Diante deste cenário de barbárie, devemos nos questionar sobre qual papel podemos desempenhar para contribuir na transformação dessa realidade.

Enfim, a UFF não é descolada do mundo e dos problemas sociais e, por isso, deve se relacionar com a sociedade. Precisamos contribuir para acabar com o mito que o Direito, em particular, é separado da sociedade e, logo, que os problemas de ambos não estão interligados. Na verdade, por entendermos que não existe teoria descolada da prática, acreditamos que o Direito deve ser um instrumento de transformação, já que uma enorme parcela da população não tem acesso aos direitos e garantias fundamentais.

De acordo com a Constituição Federal, nossa República tem como um dos objetivos fundamentais erradicar a pobreza e a marginalização, assim como reduzir as desigualdades sociais e regionais. Porém, infelizmente, a desigualdade e a exploração ainda geram milhões de oprimidos. A violação constante dos direito humanos é outro elemento que compõe este trágico cenário: vivemos uma crise no sistema prisional, os movimentos sociais são constantemente criminalizados e os pobres são tratados como delinqüentes. Percebemos assim que a crise que se apresentou nos últimos tempos não era apenas econômica, mas sim humanitária.

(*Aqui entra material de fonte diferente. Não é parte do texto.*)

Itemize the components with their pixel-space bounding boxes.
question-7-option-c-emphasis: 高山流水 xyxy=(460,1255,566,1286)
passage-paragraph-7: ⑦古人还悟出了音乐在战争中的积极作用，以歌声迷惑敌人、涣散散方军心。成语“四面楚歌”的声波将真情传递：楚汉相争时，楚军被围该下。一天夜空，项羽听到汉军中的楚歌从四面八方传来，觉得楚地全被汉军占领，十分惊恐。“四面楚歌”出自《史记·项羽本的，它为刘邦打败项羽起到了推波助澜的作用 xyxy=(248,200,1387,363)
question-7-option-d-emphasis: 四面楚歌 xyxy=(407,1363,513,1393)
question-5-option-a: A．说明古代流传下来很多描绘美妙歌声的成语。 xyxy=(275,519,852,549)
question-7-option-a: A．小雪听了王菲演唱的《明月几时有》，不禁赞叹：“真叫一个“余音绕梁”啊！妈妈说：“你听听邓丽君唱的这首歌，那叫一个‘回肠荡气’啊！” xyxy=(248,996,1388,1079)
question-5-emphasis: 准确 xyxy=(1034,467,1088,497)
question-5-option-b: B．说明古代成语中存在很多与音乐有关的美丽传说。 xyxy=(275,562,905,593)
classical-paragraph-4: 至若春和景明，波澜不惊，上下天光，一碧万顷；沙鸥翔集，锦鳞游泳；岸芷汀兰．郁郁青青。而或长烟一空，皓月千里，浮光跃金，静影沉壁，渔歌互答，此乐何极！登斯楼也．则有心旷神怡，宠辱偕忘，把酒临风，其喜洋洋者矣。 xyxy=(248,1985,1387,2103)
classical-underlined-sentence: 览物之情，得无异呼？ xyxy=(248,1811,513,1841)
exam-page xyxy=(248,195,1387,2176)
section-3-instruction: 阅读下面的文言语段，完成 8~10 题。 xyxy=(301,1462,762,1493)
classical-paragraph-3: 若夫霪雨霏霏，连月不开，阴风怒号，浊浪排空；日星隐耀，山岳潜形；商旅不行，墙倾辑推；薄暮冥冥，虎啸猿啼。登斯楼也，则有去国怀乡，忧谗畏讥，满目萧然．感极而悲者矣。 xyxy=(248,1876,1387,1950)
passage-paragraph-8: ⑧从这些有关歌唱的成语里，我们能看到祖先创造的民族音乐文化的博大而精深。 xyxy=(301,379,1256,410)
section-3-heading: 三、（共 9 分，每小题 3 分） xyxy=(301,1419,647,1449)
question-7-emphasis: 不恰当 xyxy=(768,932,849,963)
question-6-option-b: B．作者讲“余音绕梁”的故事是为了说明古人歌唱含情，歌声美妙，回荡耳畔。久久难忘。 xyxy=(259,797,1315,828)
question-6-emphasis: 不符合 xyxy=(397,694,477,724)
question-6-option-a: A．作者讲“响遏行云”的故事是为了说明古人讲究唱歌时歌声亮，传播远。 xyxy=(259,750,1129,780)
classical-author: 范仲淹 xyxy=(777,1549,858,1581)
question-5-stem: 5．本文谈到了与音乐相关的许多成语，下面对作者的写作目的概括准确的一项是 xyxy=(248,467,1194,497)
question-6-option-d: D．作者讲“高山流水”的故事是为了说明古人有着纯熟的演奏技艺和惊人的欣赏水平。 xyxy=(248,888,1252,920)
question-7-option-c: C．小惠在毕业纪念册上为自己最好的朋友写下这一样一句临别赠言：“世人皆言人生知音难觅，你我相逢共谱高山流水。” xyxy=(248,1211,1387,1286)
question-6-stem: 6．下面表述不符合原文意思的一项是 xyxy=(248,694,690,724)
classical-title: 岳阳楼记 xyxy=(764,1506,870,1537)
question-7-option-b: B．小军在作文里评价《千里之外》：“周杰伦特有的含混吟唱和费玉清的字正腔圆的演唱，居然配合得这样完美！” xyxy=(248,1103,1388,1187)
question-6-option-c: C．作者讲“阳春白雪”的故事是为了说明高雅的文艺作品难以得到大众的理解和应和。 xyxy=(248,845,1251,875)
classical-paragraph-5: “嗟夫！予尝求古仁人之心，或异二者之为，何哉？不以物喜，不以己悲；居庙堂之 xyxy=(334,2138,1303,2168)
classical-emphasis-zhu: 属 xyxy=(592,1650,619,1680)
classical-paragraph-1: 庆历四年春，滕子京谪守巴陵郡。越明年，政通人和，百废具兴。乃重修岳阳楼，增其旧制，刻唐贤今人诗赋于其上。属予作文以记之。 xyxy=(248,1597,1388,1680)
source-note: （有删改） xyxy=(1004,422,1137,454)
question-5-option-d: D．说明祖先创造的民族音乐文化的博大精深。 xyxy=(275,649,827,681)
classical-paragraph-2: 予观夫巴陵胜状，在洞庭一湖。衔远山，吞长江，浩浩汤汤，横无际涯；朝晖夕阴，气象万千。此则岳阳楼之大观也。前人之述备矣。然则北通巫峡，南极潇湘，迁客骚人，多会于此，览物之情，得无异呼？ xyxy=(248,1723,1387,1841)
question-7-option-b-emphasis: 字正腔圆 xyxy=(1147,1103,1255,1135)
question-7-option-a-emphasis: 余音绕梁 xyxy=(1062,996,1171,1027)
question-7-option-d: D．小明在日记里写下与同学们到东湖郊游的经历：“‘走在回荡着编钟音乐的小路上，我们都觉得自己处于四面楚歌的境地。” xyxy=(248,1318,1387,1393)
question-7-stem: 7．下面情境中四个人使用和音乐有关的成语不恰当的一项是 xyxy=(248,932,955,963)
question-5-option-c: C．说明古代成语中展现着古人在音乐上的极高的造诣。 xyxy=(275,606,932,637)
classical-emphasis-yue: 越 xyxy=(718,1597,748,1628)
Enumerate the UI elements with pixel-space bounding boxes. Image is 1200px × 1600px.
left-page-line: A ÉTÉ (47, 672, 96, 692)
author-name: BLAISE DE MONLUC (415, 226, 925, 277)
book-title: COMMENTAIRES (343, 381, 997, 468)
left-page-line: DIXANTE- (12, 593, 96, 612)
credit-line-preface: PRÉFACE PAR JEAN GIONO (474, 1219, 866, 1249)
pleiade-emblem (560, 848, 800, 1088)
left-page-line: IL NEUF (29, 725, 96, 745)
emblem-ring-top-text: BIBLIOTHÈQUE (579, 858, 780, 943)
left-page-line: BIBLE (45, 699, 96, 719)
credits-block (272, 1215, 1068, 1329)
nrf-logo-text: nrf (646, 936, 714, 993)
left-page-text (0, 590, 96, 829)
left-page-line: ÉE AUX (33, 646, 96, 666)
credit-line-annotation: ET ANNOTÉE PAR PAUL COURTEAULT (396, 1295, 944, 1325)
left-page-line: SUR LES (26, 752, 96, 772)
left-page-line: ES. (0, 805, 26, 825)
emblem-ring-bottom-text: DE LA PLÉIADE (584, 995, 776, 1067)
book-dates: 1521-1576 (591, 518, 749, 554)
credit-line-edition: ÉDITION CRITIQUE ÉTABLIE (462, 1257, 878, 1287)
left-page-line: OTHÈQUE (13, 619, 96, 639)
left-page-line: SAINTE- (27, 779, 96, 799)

Recentemente, as chuvas provocaram um verdadeiro caos no município de Niterói. Várias pessoas morreram e outras perderam suas casas e seus familiares. Nós, como estudantes de Direito, não podemos ficar alheios diante destes problemas. Constituição garante o direito a uma vida digna e moradia de qualidade a todos. Cabe a nós lutar para garantir que estes e outros direitos fundamentais à existência humana se materializem de fato. Chega de nos conformarmos com a realidade que nos é imposta. Queremos um Direito e a UFF mais integrados com a sociedade, especialmente com Niterói. Nossa cidade precisa de uma UFF mais consciente!! Vamos fazer juntos essa transformação??!?

“Vomitar este tédio sobre a cidade.

Quarenta anos e nenhum problema

resolvido, sequer colocado.

Nenhuma carta escrita nem recebida.

Todos os homens voltam pra casa.

Estão menos livres mas levam jornais

e soletram o mundo, sabendo que o perdem”

(A Flor e a Náusea – Carlos Drummond de Andrade)

Esse material é uma contribuição do Coletivo Direito em Questão.